In the Central Hall are two of his early works: Body and Fruit, from 1991-93.  These weighty hollow pieces based on a silhouette in a clasped diving position have the characteristics of both body and fruit. Body weighs 6 tonnes, and Fruit 1.25 tonnes, and they are suspended to hover centimetres above the floor.

The exhibition begins with what are called Slabworks made from thick glass-cut slabs of weathering steel with the body conceived in Cubist forms. Through constant tension between the figure of the body and this interpretation of the body, various physical attitudes can be traced – even a despondent one right in the corner. Among other purposes, it is meant to questions the way we stand.

Matrix II.

In the largest gallery, Matrix III is a vast cloud of hand-welded mild steel mesh, the type commonly used to reinforce concrete walls. Suspended (just above head height) are 21 intersecting room-sized cages with a void at the core which Gormley calls “the space of dreaming.” He says the optical maze is “the ghost of the environment we’ve all chosen to accept as our primary habitat.” Pictured here by photographer Charles Duprat is the earlier Matrix II in a 2014. installation view at Galerie Thaddaeus Ropac, Pantin, France, copyright the artist.

The gallery has to warn: “If you are sensitive to enclosed spaces, one of the works may not be suitable for you to enter. Please ask a member of staff for the best route around. Some of the works contain water, sharp edges and materials that can transfer onto clothing.”

RA poster features Clearing VII.

Interspersed with the blockbusters are some of the rarely seen and often sparse early works from the 1970s and 1980s, which led to Gormley using his own body as a model for new creations.

In vitrines are many of his pocket artist’s books and drawings.

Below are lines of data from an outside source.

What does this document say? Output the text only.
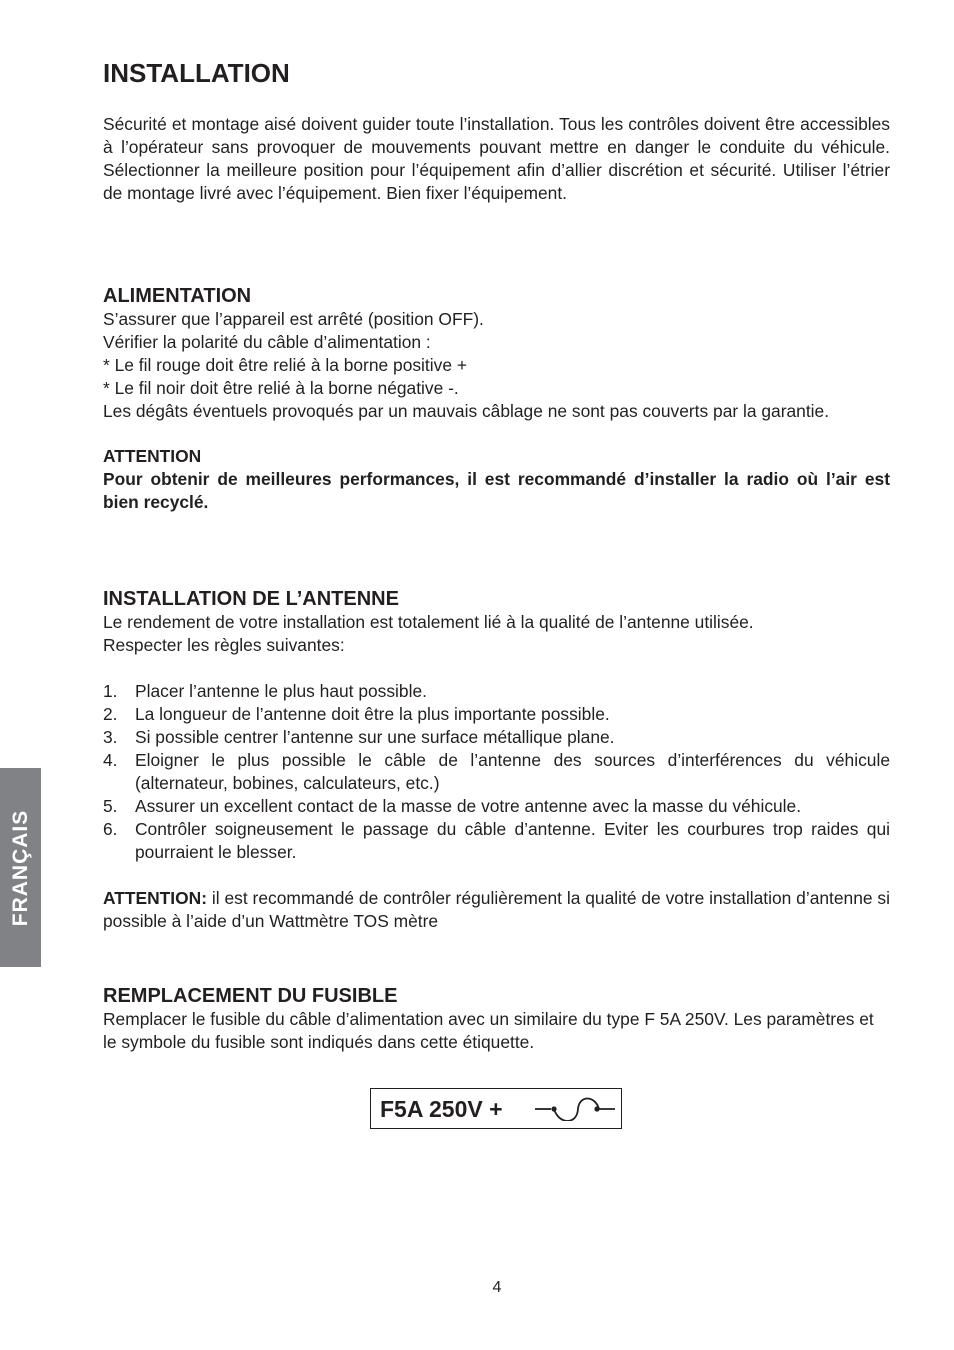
INSTALLATION

Sécurité et montage aisé doivent guider toute l’installation. Tous les contrôles doivent être accessibles à l’opérateur sans provoquer de mouvements pouvant mettre en danger le conduite du véhicule. Sélectionner la meilleure position pour l’équipement afin d’allier discrétion et sécurité. Utiliser l’étrier de montage livré avec l’équipement. Bien fixer l’équipement.

ALIMENTATION

S’assurer que l’appareil est arrêté (position OFF).

Vérifier la polarité du câble d’alimentation :

* Le fil rouge doit être relié à la borne positive +

* Le fil noir doit être relié à la borne négative -.

Les dégâts éventuels provoqués par un mauvais câblage ne sont pas couverts par la garantie.

ATTENTION

Pour obtenir de meilleures performances, il est recommandé d’installer la radio où l’air est bien recyclé.

INSTALLATION DE L’ANTENNE

Le rendement de votre installation est totalement lié à la qualité de l’antenne utilisée.

Respecter les règles suivantes:

1. Placer l’antenne le plus haut possible.
2. La longueur de l’antenne doit être la plus importante possible.
3. Si possible centrer l’antenne sur une surface métallique plane.
4. Eloigner le plus possible le câble de l’antenne des sources d’interférences du véhicule (alternateur, bobines, calculateurs, etc.)
5. Assurer un excellent contact de la masse de votre antenne avec la masse du véhicule.
6. Contrôler soigneusement le passage du câble d’antenne. Eviter les courbures trop raides qui pourraient le blesser.

ATTENTION: il est recommandé de contrôler régulièrement la qualité de votre installation d’antenne si possible à l’aide d’un Wattmètre TOS mètre

REMPLACEMENT DU FUSIBLE

Remplacer le fusible du câble d’alimentation avec un similaire du type F 5A 250V. Les paramètres et le symbole du fusible sont indiqués dans cette étiquette.

F5A 250V +
FRANÇAIS
4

Some of the workbooks contain sketches for completed works, others hint at ideas which have yet to take form – it could be another 10 or 15 years before we shall have an opportunity to see these works, said Martin Caiger-Smith, who was assisted fin curating the exhibition by Royal Academy curator Sarah Lea.

One of the artist’s workbooks.

Simultaneously, Gormley has an exhibition (until October 31, 2019) named Sight on the sacred island of Delos, part of the Cyclades archipelago. The publicity says that he is probably the first artist to exhibit new work in the location since the island – which myth had it was the birthplace of Apollo and Artemis – was inhabited by humans long ago.

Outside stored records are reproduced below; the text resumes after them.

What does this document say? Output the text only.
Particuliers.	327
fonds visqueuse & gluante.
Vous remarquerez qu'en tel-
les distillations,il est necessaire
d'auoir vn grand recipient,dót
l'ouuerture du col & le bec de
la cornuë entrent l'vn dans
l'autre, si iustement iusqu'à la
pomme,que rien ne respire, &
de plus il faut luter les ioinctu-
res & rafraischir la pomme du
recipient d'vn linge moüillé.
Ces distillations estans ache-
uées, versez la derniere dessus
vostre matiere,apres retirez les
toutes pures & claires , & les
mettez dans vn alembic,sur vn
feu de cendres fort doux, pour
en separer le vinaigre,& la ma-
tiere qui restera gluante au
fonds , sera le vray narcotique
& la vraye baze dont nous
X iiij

Gormley repopulates the island — both at its periphery and its archaeological sites – with his ‘bodyforms’, 29 cast iron sculptures made during the last 20 years, including five new works.

He says that in this way he is transforming the traditional statues and totems that once adorned ancient public squares, temples, and private dwellings into sites of empathy and imaginative projection. Exposed to the elements and interacting with the island’s topography, his sculptures “appear and disappear.”

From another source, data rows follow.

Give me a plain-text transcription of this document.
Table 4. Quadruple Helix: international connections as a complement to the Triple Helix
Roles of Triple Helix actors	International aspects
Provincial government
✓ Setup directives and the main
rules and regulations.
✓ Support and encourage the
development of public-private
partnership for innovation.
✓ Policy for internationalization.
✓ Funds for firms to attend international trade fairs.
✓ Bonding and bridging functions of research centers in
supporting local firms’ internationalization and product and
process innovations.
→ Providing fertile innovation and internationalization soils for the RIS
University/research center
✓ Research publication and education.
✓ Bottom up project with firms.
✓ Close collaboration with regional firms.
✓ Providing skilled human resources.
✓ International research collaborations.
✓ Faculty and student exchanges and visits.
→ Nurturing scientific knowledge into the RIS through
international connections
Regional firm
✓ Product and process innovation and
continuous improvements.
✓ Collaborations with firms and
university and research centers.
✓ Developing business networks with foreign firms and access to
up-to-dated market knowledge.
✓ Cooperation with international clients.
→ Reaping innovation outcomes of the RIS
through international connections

Delos is a boat journey away from Mykonos, Paros or Naxos. Staged in collaboration with the Ephorate of Antiquities of Cyclades on Delos and its museum, the exhibition is curated by Iwona Blazwick, director of London’s Whitechapel Gallery, and Elina Kountouri, director of NEON. Founded in 2013 by collector and entrepreneur Dimitris Daskalopoulos, NEON is a non-profit organisation committed to broadening the appreciation, understanding, and creation of contemporary art in Greece.

Grand designs

Antony Gormley exhibition at the Royal Academy, for which lead supporter is BNP Paribas and further support comes from the White Cube galleries and Blavatnik Family Foundation, runs until December 3, 2019.